By the time I found myself catching up with the lady and child, I was sufficiently confident to try something else. Would Google be able to handle placing a call for me, so I could tell the person I was meeting at my destination when to expect me?
This was where the experience started to break down again. I realised I felt self-conscious issuing commands to my phone. At a distance, other pedestrians probably couldn’t even see I was wearing headphones, and would imagine I was talking to thin air. The ‘always listening’ Moto X may be capable of touchless control, but societal norms mean that most people still expect to see you interacting with an artefact. Talking aloud to yourself is still more likely to suggest ‘madman’ than ‘futurist’.

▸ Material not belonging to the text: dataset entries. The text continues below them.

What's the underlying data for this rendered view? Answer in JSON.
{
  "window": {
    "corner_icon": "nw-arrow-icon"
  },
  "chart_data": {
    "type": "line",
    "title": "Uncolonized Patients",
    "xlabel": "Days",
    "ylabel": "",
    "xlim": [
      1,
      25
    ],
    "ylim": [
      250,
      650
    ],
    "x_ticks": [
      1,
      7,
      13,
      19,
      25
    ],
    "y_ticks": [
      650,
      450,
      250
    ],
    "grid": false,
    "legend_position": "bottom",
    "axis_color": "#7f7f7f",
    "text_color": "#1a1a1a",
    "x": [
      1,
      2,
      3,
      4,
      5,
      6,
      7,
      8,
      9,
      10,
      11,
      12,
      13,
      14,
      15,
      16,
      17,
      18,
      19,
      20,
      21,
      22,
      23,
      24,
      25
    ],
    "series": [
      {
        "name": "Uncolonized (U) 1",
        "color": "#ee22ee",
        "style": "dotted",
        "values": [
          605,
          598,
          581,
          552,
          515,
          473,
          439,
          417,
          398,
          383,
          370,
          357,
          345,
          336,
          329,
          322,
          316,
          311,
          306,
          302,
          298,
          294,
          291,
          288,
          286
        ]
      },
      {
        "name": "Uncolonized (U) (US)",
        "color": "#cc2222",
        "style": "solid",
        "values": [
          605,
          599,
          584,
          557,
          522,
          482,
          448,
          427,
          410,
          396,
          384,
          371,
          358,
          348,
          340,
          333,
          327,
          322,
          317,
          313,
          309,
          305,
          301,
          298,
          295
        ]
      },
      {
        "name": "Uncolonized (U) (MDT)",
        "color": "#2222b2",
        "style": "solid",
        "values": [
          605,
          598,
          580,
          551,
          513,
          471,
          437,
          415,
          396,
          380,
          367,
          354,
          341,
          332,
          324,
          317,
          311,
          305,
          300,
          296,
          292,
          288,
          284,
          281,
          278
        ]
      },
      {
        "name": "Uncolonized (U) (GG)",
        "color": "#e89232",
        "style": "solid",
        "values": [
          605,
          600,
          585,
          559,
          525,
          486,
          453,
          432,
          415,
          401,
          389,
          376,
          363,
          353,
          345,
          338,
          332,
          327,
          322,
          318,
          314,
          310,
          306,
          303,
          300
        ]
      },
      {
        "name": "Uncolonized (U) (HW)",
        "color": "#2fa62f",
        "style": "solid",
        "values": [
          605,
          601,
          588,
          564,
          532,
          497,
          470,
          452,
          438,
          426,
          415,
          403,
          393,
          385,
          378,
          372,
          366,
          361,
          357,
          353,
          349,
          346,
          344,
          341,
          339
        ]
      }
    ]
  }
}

My furtive whisper, therefore, was not recognised, so had to be repeated several times – another sure sign of the unsound mind. I then asked it to place my call and was advised there were several numbers stored for that particular contact. One of them, I knew, was their overseas mobile – which I definitely didn’t want to call and incur international roaming rates. Google could tell me how it had labelled these numbers, and ask me to say which one I wanted to call, but the labels themselves didn’t mean much – ‘mobile, mobile, mobile and home’ were the options. I had to pause and take out the phone again to check which of the three mobile numbers I actually wanted.
The call was eventually made and I carried on walking, only to find the audio directions – which had played over my podcast – were no longer offered while I was talking to my contact. Instead, the phone vibrated and I had to take it out of my pocket again to follow the map visually while I carried on my conversation. The audio didn’t come back, even after I ended the call.
While the technical architecture may be in place to navigate the world handsfree by following Google Map’s reassuring prompts, the user experience still stumbles in 2014. I’d like to see future efforts focused on solving several issues:
- Re-imagine the voice interactions as a true conversation, not as a series of replacements for on-screen actions. Crucially, accept that even with with Google’s relatively impressive language accuracy, almost every voice interaction is going to incur some sort of error and the quality of the experience will be determined by how well these errors are handled. Users should never reach a dead end from which they cannot extricate themselves without taking out their phone.
- Empower users to respect local etiquette by customising voice commands. ‘Okay Google Now’ may be self-explanatory in Silicon Valley, but in almost everywhere else in the world, I’m sure users would prefer to be able to choose their own trigger phrase which made them sound like less of a fool. In Norwich, where I found myself for this experiment, perhaps I’d have been better off with ‘Ahaa!’?
- Combine buttons and other sensors with the voice commands to provide a greater range of interaction modes. For instance, tapping the phone screen in my pocket, something I could do without looking, might tell it I’d had enough of walking and now wanted to hop on public transport, or pressing the button on the headphone cable could give me an audio history of the nearest landmark.
Voice, the wider audible dimension and other non-visual interactions like haptics are going to be an essential skill for digital experience designers. We’ve known this for some time and made it a theme of MEX events and publishing for several years. It feels early, still, but there’s an opportunity here for the forward thinking to start equipping themselves with skills which will be in high demand in the years to come.